La tecnología, en su sentido más amplio, ha provocado estas dislocaciones. Por supuesto, hay muchos tipos diferentes de ciencia y tecnología, la mayoría de los cuales han mejorado la calidad de vida. La imprenta, la máquina de vapor, los antibióticos, el automóvil, el tubo de vacío, los chips de silicio, la electricidad, la píldora anticonceptiva, la anestesia, el refrigerador. Los televisores, las computadoras y los teléfonos inteligentes también han mejorado la calidad de vida cuando se usan con moderación, cuando no nos impiden experimentar el viento, los ríos, el cielo, las lluvias de meteoritos, los árboles, el suelo y los animales salvajes. La tecnología en sí misma no tiene una mente. La tecnología en sí misma no tiene valores. Somos los seres humanos los que tenemos mente y valores y podemos usar la tecnología para bien o para mal.
No soy tan ingenuo como para pensar que la vertiginosa tecnologización del mundo moderno se detendrá o incluso se ralentizará. Pero sí creo que debemos ser más conscientes de lo que nos ha costado esta tecnología y la importancia vital de las experiencias directas con la naturaleza. Y por “costo” me refiero a lo que quiso decir Henry David Thoreau en Walden: “El costo de una cosa es la cantidad de lo que llamaré vida que se requiere cambiar por ella, inmediatamente o a largo plazo”. La nueva tecnología en la época de Thoreau era el ferrocarril, que temía que se apoderara de la vida. La preocupación de Thoreau fue actualizada por el crítico literario e historiador de la tecnología Leo Marx en su libro de 1964, La máquina en el Jardín. Ese libro describe la forma en que la vida pastoral en América fue interrumpida por la tecnología y la industrialización de los siglos XIX y XX. Marx no podría haber imaginado Internet y el teléfono inteligente, que llegaron solo un par de décadas después. Y ahora me preocupa la promesa de un mundo virtual que lo abarque todo llamado “metaverso” y la carrera armamentista de Silicon Valley para construirlo. Una vez más, no es la tecnología en sí misma lo que debería preocuparnos. Es cómo usamos esa tecnología, en equilibrio con el resto de nuestras vidas.

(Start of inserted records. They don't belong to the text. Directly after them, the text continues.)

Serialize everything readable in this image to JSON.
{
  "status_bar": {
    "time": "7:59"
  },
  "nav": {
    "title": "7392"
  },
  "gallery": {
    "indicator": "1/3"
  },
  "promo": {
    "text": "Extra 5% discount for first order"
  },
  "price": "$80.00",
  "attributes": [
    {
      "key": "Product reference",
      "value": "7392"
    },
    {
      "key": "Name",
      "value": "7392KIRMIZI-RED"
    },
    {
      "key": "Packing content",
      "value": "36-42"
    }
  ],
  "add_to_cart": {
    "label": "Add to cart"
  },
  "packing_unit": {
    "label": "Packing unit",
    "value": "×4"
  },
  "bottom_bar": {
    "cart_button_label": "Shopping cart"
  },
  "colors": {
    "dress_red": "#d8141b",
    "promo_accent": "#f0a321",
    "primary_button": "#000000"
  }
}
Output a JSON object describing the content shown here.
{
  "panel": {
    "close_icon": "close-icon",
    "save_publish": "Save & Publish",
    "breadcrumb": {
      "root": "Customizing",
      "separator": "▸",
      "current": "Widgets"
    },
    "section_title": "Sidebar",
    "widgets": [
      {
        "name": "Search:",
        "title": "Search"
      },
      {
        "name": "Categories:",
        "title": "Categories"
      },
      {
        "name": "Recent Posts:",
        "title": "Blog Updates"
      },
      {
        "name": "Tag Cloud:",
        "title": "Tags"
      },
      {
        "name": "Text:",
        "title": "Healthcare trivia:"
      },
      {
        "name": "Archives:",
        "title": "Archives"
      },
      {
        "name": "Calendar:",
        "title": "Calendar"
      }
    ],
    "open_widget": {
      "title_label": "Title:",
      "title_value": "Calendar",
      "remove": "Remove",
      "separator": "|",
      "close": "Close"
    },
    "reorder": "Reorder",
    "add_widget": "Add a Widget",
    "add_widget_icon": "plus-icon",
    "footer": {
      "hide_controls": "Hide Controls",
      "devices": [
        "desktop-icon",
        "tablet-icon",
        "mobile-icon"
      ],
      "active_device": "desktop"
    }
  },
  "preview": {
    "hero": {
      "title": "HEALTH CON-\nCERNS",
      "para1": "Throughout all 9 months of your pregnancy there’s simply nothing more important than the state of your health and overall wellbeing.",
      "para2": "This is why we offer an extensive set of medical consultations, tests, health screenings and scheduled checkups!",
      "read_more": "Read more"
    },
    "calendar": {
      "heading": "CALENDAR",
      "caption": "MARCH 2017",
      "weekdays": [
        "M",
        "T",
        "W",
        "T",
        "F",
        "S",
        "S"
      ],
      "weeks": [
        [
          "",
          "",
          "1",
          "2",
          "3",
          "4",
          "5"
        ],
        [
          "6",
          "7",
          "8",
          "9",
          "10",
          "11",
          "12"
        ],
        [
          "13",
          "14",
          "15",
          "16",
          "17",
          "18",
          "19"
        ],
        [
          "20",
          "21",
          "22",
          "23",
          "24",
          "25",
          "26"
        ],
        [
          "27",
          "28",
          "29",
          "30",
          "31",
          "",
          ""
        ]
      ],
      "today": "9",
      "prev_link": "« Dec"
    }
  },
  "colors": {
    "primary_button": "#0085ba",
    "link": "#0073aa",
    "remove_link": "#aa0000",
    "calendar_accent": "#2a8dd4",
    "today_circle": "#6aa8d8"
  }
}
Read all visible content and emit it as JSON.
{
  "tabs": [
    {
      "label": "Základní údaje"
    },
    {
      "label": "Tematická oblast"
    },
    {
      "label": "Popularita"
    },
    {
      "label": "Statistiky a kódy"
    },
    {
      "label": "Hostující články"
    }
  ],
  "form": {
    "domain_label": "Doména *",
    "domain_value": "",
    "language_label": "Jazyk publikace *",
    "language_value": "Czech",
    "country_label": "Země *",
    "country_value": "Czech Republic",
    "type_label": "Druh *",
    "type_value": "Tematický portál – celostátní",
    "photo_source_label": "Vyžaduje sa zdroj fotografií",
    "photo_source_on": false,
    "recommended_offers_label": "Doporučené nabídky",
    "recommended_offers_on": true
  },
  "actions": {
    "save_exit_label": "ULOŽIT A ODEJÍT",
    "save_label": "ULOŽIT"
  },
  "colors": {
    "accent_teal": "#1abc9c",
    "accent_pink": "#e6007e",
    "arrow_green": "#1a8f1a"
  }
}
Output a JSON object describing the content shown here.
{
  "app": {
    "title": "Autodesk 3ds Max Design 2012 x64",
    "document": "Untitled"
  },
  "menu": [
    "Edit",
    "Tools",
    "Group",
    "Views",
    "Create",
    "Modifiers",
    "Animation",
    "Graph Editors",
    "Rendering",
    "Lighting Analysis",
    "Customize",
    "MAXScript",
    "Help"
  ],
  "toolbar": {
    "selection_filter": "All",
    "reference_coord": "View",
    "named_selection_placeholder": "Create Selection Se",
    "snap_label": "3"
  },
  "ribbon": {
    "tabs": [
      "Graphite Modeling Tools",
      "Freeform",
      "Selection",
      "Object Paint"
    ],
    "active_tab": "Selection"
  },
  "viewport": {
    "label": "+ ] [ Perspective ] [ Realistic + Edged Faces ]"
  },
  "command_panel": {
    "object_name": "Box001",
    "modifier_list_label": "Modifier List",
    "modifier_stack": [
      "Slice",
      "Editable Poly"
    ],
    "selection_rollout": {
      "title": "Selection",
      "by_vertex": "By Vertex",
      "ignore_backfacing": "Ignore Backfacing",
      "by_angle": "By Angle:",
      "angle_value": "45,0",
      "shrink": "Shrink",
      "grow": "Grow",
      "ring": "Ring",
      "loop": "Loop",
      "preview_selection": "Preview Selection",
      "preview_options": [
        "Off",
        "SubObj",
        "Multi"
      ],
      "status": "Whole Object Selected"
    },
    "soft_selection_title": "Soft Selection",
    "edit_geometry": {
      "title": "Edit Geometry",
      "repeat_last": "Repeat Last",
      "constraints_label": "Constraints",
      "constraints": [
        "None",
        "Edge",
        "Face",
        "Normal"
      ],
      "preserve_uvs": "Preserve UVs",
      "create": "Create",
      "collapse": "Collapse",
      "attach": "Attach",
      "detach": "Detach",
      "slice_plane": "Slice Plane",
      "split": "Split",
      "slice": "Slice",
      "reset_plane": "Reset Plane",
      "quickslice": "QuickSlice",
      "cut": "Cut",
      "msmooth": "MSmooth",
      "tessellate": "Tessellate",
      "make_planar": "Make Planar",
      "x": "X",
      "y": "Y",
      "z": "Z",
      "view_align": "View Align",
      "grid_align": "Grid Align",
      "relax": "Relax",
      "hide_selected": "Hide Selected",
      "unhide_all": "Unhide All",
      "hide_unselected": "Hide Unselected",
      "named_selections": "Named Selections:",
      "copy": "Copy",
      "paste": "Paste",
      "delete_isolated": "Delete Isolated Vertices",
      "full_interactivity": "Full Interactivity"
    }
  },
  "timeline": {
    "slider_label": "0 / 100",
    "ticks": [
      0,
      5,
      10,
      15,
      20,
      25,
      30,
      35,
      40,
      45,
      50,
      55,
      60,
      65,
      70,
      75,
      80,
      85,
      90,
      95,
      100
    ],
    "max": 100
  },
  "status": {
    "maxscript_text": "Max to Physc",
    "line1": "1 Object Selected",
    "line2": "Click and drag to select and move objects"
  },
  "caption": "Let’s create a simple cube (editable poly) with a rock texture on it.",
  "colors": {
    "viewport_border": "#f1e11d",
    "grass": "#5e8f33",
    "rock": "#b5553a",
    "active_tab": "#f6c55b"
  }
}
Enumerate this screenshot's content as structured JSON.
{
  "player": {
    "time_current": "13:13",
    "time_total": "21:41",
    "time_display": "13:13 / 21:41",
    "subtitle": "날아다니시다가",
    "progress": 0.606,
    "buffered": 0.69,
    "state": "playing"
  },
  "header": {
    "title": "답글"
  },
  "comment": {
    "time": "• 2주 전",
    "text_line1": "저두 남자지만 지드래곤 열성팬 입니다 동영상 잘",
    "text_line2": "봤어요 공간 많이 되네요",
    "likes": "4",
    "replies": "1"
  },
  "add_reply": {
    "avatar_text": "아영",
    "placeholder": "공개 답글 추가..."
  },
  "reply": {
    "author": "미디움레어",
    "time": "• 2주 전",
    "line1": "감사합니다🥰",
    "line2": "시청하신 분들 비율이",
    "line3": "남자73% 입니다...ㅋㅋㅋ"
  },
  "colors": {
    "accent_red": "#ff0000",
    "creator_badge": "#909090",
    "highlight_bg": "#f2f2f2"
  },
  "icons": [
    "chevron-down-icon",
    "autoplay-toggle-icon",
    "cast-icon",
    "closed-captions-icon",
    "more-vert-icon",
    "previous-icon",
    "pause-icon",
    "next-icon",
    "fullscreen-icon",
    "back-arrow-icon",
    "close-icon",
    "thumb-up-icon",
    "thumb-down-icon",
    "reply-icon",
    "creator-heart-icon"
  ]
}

METROhace algunos años, Llevé a mi hija de 2 años al océano por primera vez. Según recuerdo, tuvimos que caminar bastante desde el estacionamiento hasta el punto donde el océano se deslizaba a la vista. En el camino, pasamos varios signos del mar: dunas de arena; conchas marinas; pinzas de cangrejo al sol; delicados chorlitos silbadores, que corrían y picoteaban, corrían y picoteaban, corrían y picoteaban; matas de lavanda de mar que crecen entre las rocas; y una lata de refresco vacía de vez en cuando. El aire olía salado y fresco. Mi hija siguió un camino zigzagueante, agachándose aquí y allá para examinar una roca o concha interesante. Luego subimos sobre la cresta de una última duna de arena. Y de repente, el océano apareció ante nosotros, silencioso y enorme, una piel turquesa extendiéndose y extendiéndose hasta unirse con el cielo. Estaba ansioso por la reacción de mi hija ante una parte de la naturaleza que nunca antes había visto, vasta y primigenia. ¿Estaría asustada, eufórica, indiferente? Por un momento, ella se congeló. Luego estalló en una sonrisa.